Maia, however, is more than a visiting artist; in fact, she grew up in the Kathmandu Valley.[break]
“I came to Nepal with my parents, both of whom are linguists, in 1988 when I was five years old,” she shares, over a conversation at the New Orleans Café in Pulchowk, Lalitpur. Not too far away, at Dhobighat, is the Kathmandu International Study Center where Maia studied as a child and is currently working as a substitute art teacher there.
“I left for Seoul in 2000 to pursue my higher education,” informs the artist who completed her Bachelor of Fine Arts from the same city. After graduation, Maia collaborated with two of her friends to found ‘Chill’—an artists’ collective focused on independent publication in Seoul. “ ‘Chill’ in Korean means ‘to paint’,” she puts in.
However, the group discontinued ‘Chillzine’ after five issues. Maia then shifted to Italy. “I worked in the visual communications department of Colors magazine,” says Maia, who recently worked with photographer NayanTara Gurung Kakshapati for a Colors project in Kathmandu.
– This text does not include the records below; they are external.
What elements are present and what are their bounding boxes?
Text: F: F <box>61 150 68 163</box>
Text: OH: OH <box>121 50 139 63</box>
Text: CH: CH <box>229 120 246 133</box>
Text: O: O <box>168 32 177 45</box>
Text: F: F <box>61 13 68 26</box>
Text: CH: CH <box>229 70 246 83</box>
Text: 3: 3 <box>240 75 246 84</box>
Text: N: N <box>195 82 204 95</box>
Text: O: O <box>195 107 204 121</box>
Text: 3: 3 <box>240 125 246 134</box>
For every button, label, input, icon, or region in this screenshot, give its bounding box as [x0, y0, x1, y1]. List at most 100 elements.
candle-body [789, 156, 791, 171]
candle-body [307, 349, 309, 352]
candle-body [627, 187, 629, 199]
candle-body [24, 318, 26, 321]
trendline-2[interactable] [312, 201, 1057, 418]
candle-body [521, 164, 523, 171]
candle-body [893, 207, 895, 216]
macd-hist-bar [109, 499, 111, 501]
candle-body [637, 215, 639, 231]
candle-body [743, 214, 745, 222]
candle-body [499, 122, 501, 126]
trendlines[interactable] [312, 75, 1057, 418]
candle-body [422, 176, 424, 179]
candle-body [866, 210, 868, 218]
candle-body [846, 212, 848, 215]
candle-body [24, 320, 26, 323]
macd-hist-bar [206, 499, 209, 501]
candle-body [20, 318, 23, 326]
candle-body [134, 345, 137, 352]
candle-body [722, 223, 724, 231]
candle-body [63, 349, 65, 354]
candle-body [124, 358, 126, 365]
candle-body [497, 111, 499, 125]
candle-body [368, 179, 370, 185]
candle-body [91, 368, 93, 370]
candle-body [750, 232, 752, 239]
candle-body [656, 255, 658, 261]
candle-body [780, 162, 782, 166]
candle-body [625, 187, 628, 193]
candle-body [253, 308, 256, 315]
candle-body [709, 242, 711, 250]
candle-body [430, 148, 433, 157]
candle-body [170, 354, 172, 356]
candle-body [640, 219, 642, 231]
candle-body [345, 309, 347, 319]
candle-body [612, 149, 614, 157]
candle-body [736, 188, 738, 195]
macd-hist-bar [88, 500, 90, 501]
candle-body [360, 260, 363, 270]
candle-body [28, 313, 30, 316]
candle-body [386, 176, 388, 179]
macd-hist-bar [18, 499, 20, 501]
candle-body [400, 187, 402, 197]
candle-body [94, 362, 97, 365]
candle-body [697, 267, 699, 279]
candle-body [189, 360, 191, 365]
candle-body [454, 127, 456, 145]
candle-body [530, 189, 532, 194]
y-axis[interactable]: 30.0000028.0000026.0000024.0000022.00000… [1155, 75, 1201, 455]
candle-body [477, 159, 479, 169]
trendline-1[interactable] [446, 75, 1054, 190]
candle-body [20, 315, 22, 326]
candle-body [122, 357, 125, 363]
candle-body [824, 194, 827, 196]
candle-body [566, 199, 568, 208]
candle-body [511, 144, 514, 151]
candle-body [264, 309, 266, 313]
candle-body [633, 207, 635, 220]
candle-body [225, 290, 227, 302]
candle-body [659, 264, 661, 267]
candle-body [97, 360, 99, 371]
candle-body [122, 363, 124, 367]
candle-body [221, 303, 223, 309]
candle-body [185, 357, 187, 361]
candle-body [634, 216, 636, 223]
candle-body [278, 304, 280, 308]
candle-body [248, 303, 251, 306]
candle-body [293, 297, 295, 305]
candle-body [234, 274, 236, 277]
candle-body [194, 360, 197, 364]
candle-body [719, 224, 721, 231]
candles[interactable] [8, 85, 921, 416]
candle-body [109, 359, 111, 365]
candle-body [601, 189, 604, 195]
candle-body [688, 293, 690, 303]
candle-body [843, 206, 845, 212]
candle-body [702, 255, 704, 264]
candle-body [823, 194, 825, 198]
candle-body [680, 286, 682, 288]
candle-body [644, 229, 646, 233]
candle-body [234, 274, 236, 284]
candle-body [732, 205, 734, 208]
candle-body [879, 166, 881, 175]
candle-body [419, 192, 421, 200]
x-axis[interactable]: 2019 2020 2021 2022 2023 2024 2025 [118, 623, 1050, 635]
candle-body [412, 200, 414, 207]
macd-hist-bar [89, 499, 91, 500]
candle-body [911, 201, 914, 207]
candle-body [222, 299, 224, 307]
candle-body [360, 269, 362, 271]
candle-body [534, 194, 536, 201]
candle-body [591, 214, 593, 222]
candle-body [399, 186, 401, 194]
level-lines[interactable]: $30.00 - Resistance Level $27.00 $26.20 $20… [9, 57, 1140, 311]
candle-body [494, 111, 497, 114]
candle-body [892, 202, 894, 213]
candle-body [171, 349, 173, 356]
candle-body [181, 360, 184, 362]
Back from Italy, Maia plans to stay in Kathmandu until July of this year.
“I started writing poems when I got here and that’s how the idea for the paintings evolved,” reveals Maia. The identities she portrays are namely the Sleepwalker, the Lover, the Daughter, the Outsider, the Believer, the Philosopher, and the Stranger.
“I think that gouache is the perfect middle between watercolor and acrylic because it has a delicate sensitivity to it,” states Maia of her choice of material. The artist, who draws inspiration from traditional folk art from Korea to Mithila, adds, “I’m obsessive over small details, patterns and miniatures.”
Maia is currently working on 23 x 33cm sheets of paper but wants to go even smaller in the future.
“I’ll be exhibiting my poems alongside the paintings. But my paintings don’t fully illustrate the poems but only the main character,” says the 27 year old. Maia will be reciting her poems in a performance with two members of Kutumba, a folk instrumental band, at the opening of her exhibition.
“Recollections of the lonesome traveler” will open at the Siddhartha Art Gallery in Baber Mahal Revisited on Sunday, May 16 at 5:30 pm. The show will remain open till June 3.